# Gator sanding pads



## Marine04 (Sep 4, 2013)

I've been using diablo sanding pads on my sander. Everything I make gets a fine finish and have been really happy with the job the diablo pads do and how long they last. 
While I was at lowes I noticed their gator pads come with 15 pads compared to 4 in the diablo pack for the same price. I'm always looking to save some cash but haven't used the gator pads. Anyone use them or know how they compare? Or should I pay the extra money and stick with the diablo pads?


----------



## Crusader (Jan 14, 2013)

When you say pads are you talking about the sanding discs? I've used the Diablo discs when I forgot to order my regular discs, they're ok in a pinch.
This is the disc I normally use, yes they are more expensive, but they cut faster and last three times longer as one of those Diablos.
http://www.woodworkingshop.com/product/vd80003/


----------



## Marine04 (Sep 4, 2013)

Crusader said:


> When you say pads are you talking about the sanding discs? I've used the Diablo discs when I forgot to order my regular discs, they're ok in a pinch. This is the disc I normally use, yes they are more expensive, but they cut faster and last three times longer as one of those Diablos. http://www.woodworkingshop.com/product/vd80003/


That's better price than diablos. 50 pack at 25 bucks is .50 per disk when the diablos average over a buck a disk. 
I was wondering if the gator ones are as decent as the diablos cause they're much less per disk. The price of the stuff you're getting is a pretty good deal. I may try those out. I usually only buy 80,120, and 220 grit


----------



## Crusader (Jan 14, 2013)

They are good! I went on the advice of another member here and bought some and now it's all I buy. I even buy my drum sander rolls from them, way cheaper as well.
Give them a try! I'll bet you like them :thumbsup:


----------



## GoNavy429 (Oct 7, 2013)

Don't pass up the closeout section on Kingspor site, they still have some of their Alumina Zirconia disks for $9.95 for 50 pks still H&L but being phased out.


http://www.woodworkingshop.com/clearance.aspx


----------



## Marine04 (Sep 4, 2013)

GoNavy429 said:


> Don't pass up the closeout section on Kingspor site, they still have some of their Alumina Zirconia disks for $9.95 for 50 pks still H&L but being phased out. http://www.woodworkingshop.com/clearance.aspx


Thanks! I'm checking them out now. I've never used those before. Are they pretty good?


----------



## Marine04 (Sep 4, 2013)

Yeah I think I'll order a pack of each grit.


----------



## Marine04 (Sep 4, 2013)

Have y'all used those xtra lube disks? Those are even less per 50 pack.


----------



## GoNavy429 (Oct 7, 2013)

Marine04 said:


> Thanks! I'm checking them out now. I've never used those before. Are they pretty good?


Too be honest, I have no idea...:laughing:...I too usually use the Heavyweight H&L so I assume they are close, maybe not quite as good, but when I seen the $9.95 price tag I said why not, so I bought a few pks.

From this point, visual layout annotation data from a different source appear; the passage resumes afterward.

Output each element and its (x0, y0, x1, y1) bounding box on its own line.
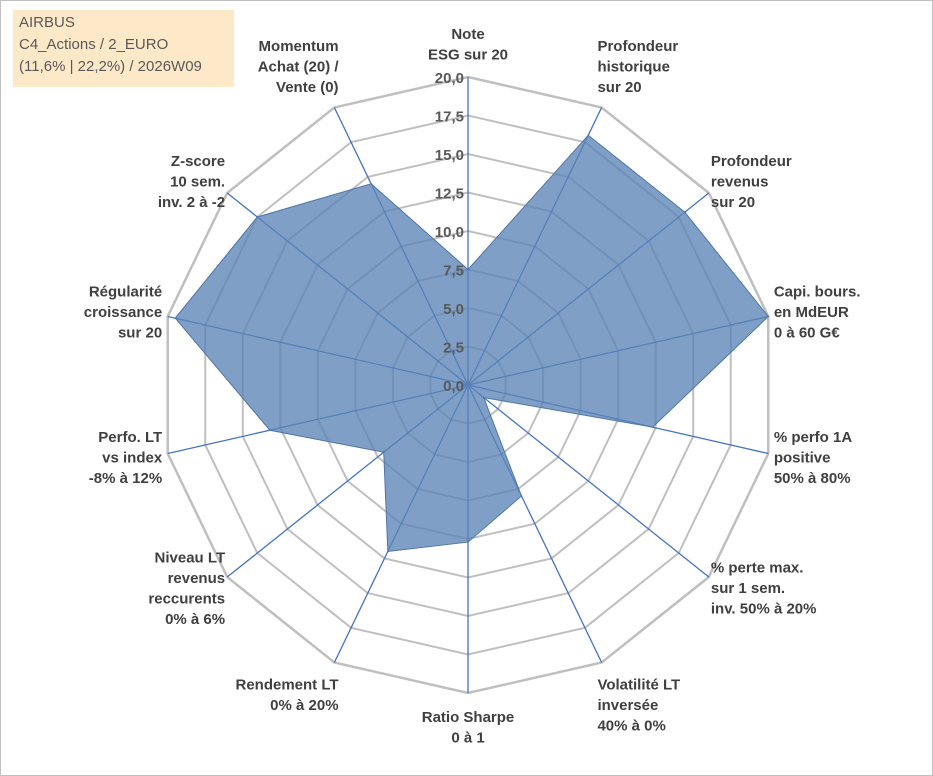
axis-label-5: % perte max. sur 1 sem. inv. 50% à 20% (711, 560, 817, 618)
series-layer (174, 134, 770, 553)
tick-label-8: 20,0 (435, 70, 464, 87)
data-point-4 (651, 426, 654, 428)
data-point-5 (482, 396, 485, 399)
tick-label-2: 5,0 (443, 301, 464, 318)
axis-label-1: Profondeur historique sur 20 (597, 38, 678, 96)
data-point-9 (382, 451, 385, 454)
axis-label-3: Capi. bours. en MdEUR 0 à 60 G€ (774, 284, 861, 342)
tick-labels: 0,0 2,5 5,0 7,5 10,0 12,5 15,0 17,5 20,0 (435, 70, 464, 395)
tick-label-5: 12,5 (435, 186, 464, 203)
data-point-7 (467, 541, 469, 543)
category-line: C4_Actions / 2_EURO (19, 36, 169, 53)
axis-label-0: Note ESG sur 20 (428, 26, 508, 64)
stats-line: (11,6% | 22,2%) / 2026W09 (19, 58, 202, 75)
axis-labels: Note ESG sur 20 Profondeur historique sur 20… (84, 26, 861, 747)
tick-label-3: 7,5 (443, 263, 464, 280)
axis-label-13: Momentum Achat (20) / Vente (0) (258, 38, 340, 96)
info-box: AIRBUS C4_Actions / 2_EURO (11,6% | 22,2… (13, 10, 234, 87)
axis-label-4: % perfo 1A positive 50% à 80% (774, 429, 853, 487)
tick-label-1: 2,5 (443, 340, 464, 357)
tick-label-6: 15,0 (435, 147, 464, 164)
data-point-1 (587, 134, 590, 137)
data-point-11 (174, 317, 177, 319)
tick-label-7: 17,5 (435, 109, 464, 126)
data-point-2 (683, 211, 686, 213)
data-point-8 (387, 550, 389, 553)
axis-label-12: Z-score 10 sem. inv. 2 à -2 (158, 153, 225, 211)
axis-label-11: Régularité croissance sur 20 (84, 284, 162, 342)
company-name: AIRBUS (19, 14, 75, 31)
tick-label-4: 10,0 (435, 224, 464, 241)
data-series-area (174, 134, 769, 553)
tick-label-0: 0,0 (443, 378, 464, 395)
data-point-6 (520, 495, 523, 497)
axis-label-6: Volatilité LT inversée 40% à 0% (597, 677, 680, 735)
spoke-5 (467, 384, 710, 578)
axis-label-10: Perfo. LT vs index -8% à 12% (89, 429, 163, 487)
data-point-12 (256, 216, 259, 218)
data-point-0 (467, 268, 469, 271)
axis-label-8: Rendement LT 0% à 20% (235, 677, 338, 715)
data-point-13 (370, 183, 372, 185)
axis-label-2: Profondeur revenus sur 20 (711, 153, 792, 211)
axis-label-9: Niveau LT revenus reccurents 0% à 6% (148, 549, 225, 628)
data-point-10 (269, 429, 271, 432)
axis-label-7: Ratio Sharpe 0 à 1 (422, 709, 515, 747)
data-point-3 (767, 315, 770, 318)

They are hanging on my peg board, haven't had a chance to use them yet. Still have open pks from my old disks to use up...:huh:... But I may give it a try on this project I am working on now.


----------



## Marine04 (Sep 4, 2013)

GoNavy429 said:


> Too be honest, I have no idea...:laughing:...I too usually use the Heavyweight H&L so I assume they are close, maybe not quite as good, but when I seen the $9.95 price tag I said why not, so I bought a few pks. They are hanging on my peg board, haven't had a chance to use them yet. Still have open pks from my old disks to use up...:huh:... But I may give it a try on this project I am working on now.

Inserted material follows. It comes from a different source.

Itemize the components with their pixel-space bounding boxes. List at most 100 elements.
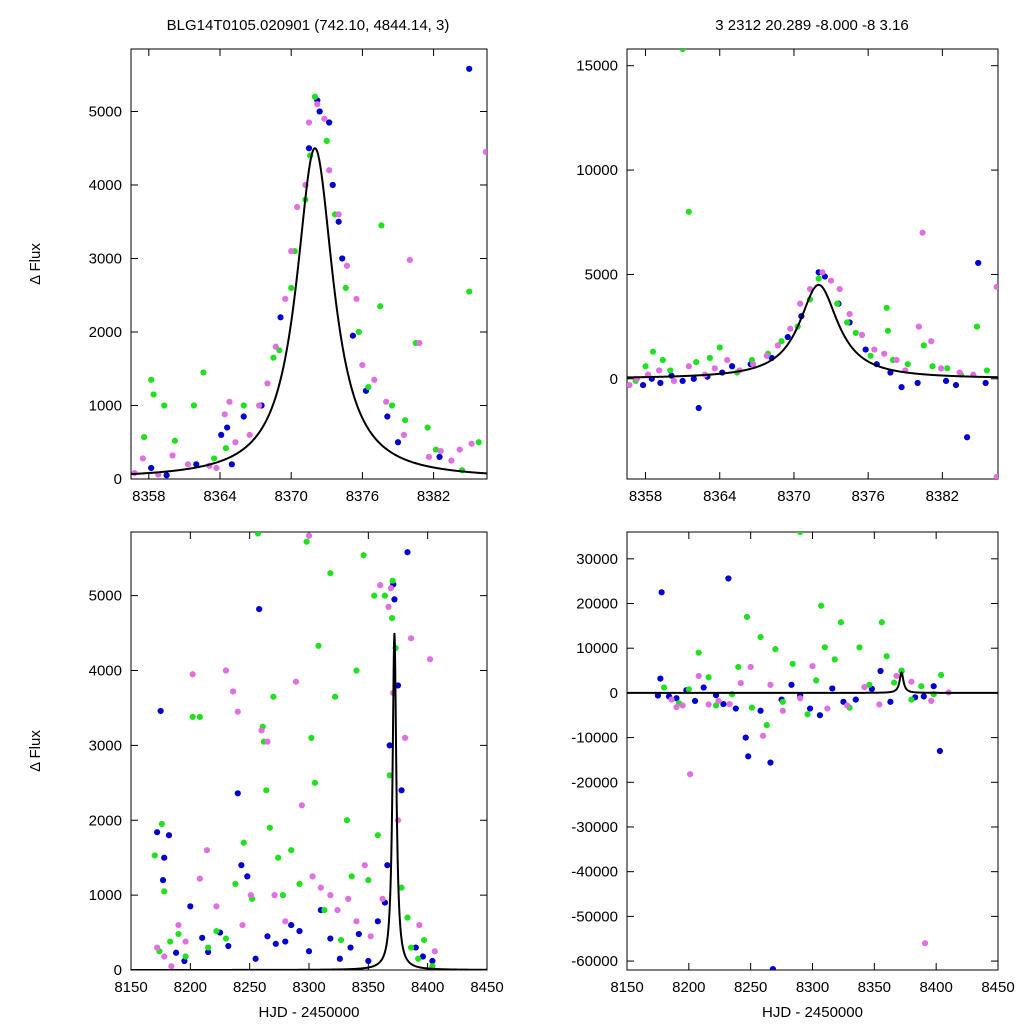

Lol. Yeah I know what you mean. Before I got my orbital I was using a ryobi corner cat and I have packs of black and decker handing on my peg board because I had some diablos and happened to be at Walmart and saw the black and decker for 1.99 so I bought all the packs they had. I may never end up using them, especially since I have a orbital sander now. The diablo stuff has kept it's grit pretty well but I'm always looking for something better and more cost effective since I make a bunch of stuff that is going to be sold


----------